The GIS tool ranks sites from one to five stars and lets decision-makers zero in on the best opportunities for protecting, restoring and conserving watershed lands, and improving stormwater management.

The registry includes a variety of data sets, from soil type, land cover and flood plains to impaired and high quality streams, protected lands and wetlands inventories. It allows users to identify candidate locations, assess and compare potential projects and their environmental impacts, and export data and print site maps for field visits.

The Maryland State Highway Administration is using the WRR to help find appropriate sites for projects to meet Chesapeake Bay Total Maximum Daily Load “pollution budget” requirements.

The Maryland Department of the Environment incorporates the WRR in a framework for prioritizing wetlands sites to be restored or preserved with funds paid by permittees whose actions unavoidably disturb other wetlands – the “in lieu fee” program.

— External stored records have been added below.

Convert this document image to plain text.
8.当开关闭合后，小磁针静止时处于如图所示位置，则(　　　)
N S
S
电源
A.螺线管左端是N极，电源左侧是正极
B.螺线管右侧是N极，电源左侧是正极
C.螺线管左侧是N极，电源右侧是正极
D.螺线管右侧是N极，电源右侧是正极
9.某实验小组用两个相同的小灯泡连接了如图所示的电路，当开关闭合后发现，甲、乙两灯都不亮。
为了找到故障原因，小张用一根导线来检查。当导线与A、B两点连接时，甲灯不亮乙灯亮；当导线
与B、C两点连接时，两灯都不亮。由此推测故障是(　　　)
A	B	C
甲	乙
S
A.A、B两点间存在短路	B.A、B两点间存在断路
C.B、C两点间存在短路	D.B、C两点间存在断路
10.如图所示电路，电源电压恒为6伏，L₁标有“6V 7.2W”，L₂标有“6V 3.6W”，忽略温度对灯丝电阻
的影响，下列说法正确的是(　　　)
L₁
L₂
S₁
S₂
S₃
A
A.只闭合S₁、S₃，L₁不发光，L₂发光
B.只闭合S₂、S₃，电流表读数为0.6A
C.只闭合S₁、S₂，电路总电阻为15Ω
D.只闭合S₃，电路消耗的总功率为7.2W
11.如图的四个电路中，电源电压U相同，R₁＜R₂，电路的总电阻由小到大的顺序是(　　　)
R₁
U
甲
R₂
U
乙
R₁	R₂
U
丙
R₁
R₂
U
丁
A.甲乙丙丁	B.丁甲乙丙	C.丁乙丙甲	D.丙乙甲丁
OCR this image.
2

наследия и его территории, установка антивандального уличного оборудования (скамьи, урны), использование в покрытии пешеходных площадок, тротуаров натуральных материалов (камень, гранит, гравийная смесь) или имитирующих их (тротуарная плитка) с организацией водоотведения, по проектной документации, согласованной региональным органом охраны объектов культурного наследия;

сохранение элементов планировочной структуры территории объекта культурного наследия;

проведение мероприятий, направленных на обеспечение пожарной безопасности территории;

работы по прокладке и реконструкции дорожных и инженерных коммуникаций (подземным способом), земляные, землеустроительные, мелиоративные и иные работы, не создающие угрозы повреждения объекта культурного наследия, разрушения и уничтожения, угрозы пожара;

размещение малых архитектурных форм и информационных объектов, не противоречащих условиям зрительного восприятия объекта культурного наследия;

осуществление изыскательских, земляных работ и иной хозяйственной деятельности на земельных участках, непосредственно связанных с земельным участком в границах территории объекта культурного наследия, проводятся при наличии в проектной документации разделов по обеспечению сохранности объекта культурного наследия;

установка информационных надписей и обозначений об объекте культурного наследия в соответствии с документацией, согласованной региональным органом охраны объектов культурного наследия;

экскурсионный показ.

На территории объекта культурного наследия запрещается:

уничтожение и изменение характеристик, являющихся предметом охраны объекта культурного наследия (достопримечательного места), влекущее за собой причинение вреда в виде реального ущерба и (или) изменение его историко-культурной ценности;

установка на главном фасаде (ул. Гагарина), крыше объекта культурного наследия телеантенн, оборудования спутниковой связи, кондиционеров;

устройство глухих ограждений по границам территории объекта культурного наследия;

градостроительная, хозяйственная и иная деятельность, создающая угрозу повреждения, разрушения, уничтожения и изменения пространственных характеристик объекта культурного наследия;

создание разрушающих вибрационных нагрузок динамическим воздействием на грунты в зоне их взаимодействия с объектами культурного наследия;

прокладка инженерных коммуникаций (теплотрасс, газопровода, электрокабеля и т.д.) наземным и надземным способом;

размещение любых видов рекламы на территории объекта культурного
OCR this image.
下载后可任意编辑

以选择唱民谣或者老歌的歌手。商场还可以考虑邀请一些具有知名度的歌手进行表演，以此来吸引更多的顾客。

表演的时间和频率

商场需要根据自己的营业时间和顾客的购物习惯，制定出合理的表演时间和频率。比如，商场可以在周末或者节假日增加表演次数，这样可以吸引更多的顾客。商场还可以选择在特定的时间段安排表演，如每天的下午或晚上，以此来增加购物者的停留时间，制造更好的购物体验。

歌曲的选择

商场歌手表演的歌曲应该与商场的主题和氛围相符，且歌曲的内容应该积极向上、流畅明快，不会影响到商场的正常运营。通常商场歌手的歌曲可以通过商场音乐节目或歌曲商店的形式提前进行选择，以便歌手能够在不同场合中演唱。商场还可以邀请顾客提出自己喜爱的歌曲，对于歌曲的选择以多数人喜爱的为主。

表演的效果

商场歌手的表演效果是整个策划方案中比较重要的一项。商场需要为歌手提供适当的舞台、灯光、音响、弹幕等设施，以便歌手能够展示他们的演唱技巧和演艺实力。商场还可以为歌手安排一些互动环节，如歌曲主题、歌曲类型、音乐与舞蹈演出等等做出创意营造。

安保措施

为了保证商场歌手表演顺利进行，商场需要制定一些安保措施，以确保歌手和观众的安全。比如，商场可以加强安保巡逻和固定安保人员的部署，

The tool is also used to target mitigation sites for Clean Water Act Section 404 wetlands-related projects.

The benefits of the WRR are being recognized around the region – even across the country. WPD’s Office of State and Watershed Partnerships is working with Pennsylvania and Delaware to establish a WRR in those states. Initial meetings also have been held with the District of Columbia and Virginia, and more than 14 states outside the region have expressed interest in the tool. A national WRR webinar was held in December 2015.

A product of the Green Highways Partnership Exit, the WRR was developed through interagency collaboration to move mitigation, protection and conservation efforts away from a single-program approach toward an integrated, watershed view that meets multiple environmental program goals. Recognized as a best practice by EPA’s Office of Water, the WRR is available to the public through a web app Exit.